Automating the annotation for textcat.teach base on score

Hi i have 20K samples with 25 different labels, if i want to use prodigy,if i call textcat.teach,it will give web API on which i have to through 20k samples to annotate it,later i can train.

Is there any way to automate this process.? sorry is the query is silly.

Just to make sure I understand your question correctly: The 20k examples you have are already labelled, so you want to skip the annotation part?

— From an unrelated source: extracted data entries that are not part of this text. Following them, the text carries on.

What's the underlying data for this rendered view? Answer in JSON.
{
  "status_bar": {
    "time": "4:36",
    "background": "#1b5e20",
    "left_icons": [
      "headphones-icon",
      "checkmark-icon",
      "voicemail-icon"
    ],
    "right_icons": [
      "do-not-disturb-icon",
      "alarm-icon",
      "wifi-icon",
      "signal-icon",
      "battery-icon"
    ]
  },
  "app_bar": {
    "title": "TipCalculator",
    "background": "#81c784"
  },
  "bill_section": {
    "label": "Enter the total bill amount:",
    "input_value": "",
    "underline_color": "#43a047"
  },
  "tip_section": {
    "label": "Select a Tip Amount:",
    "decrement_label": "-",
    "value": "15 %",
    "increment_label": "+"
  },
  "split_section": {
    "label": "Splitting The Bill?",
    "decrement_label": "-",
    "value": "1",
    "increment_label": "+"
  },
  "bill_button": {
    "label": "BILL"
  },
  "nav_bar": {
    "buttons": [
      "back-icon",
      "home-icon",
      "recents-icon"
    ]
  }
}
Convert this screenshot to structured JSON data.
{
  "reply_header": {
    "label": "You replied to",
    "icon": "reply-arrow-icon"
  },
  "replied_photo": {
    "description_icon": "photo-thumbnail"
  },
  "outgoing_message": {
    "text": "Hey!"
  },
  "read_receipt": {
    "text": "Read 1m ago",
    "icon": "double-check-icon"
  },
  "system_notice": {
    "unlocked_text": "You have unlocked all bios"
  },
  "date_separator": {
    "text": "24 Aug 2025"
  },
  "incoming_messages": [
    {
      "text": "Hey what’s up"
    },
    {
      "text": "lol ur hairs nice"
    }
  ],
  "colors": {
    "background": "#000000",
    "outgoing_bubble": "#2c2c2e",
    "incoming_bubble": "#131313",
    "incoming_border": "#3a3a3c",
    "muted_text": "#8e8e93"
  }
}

In this case, you can simply use the prodigy db-in command to import your annotations and add them to a new dataset. All you need to do is convert your data to a format Prodigy can read in – the most convenient would be JSON or JSONL (newline-delimited JSON, which can be read in line by line):

{"text": "Some text", "label": "LABEL"}
{"text": "Some other text", "label": "OTHER_LABEL"}

You can then create a new dataset and import the data:

prodigy dataset my_dataset "Description of my dataset"
prodigy db-in my_dataset /path/to/data.jsonl

If no "answer" key is present on the examples you’re importing, Prodigy will automatically set them all to "answer": "accept" – i.e. import them as correct examples.

Thank you

I have done the same, but accuracy results are very bad on the data which i have imported, for the same data with simple linear svm, i got around 63% accuracy, but with prodigy train not so good results.

Note : i am using German news model, i am dealing with German data and it very imbalanced.

Loaded model de_dep_news_sm
Using 20% of examples (819) for evaluation
Using 100% of remaining examples (3278) for training
Dropout: 0.2 Batch size: 10 Iterations: 5


01 4728.025 0.999 0.999
02 5579.310 0.999 0.999
03 6250.201 0.999 0.999
04 6411.890 0.999 0.999
05 6350.550 0.999 0.999

accept accept 818
accept reject 0
reject reject 0
reject accept 1

Correct 818
Incorrect 1

Baseline 1.00
Precision 1.00
Recall 1.00
F-score 1.00
Accuracy 1.00

1 Like

Well, according to the results you’ve posted, Prodigy thinks the accuracy is 1.0, i.e. 100% – which is obviously suspicious. The reason for this is that you’re currently only training on "accept" examples, i.e. correct ones. So in this case, your model has simply learned that “everything is correct”, which leads to a 100% accuracy, but is obviously pretty useless overall.

The solution is to add a bunch of “wrong” examples – ideally, the same amount as “correct” examples, so you have a nice 50/50 split. You can also do this programmatically by simply swapping out the labels in your existing dataset. (In the long run, you should probably also consider creating wrong examples using different texts.)

Then you add those examples to your Prodigy dataset, and set the answer to "reject":

prodigy db-in my_dataset /path/to/wrong_data.jsonl --answer reject

You should now have 40k annotations in your set – 20k correct and 20k incorrect. Now running batch-train should give you a more realistic accuracy score, and hopefully beat your previous 63% :grinning:

thank you , will try :slight_smile: , hopefully i will beat the 63% :wink:

1 Like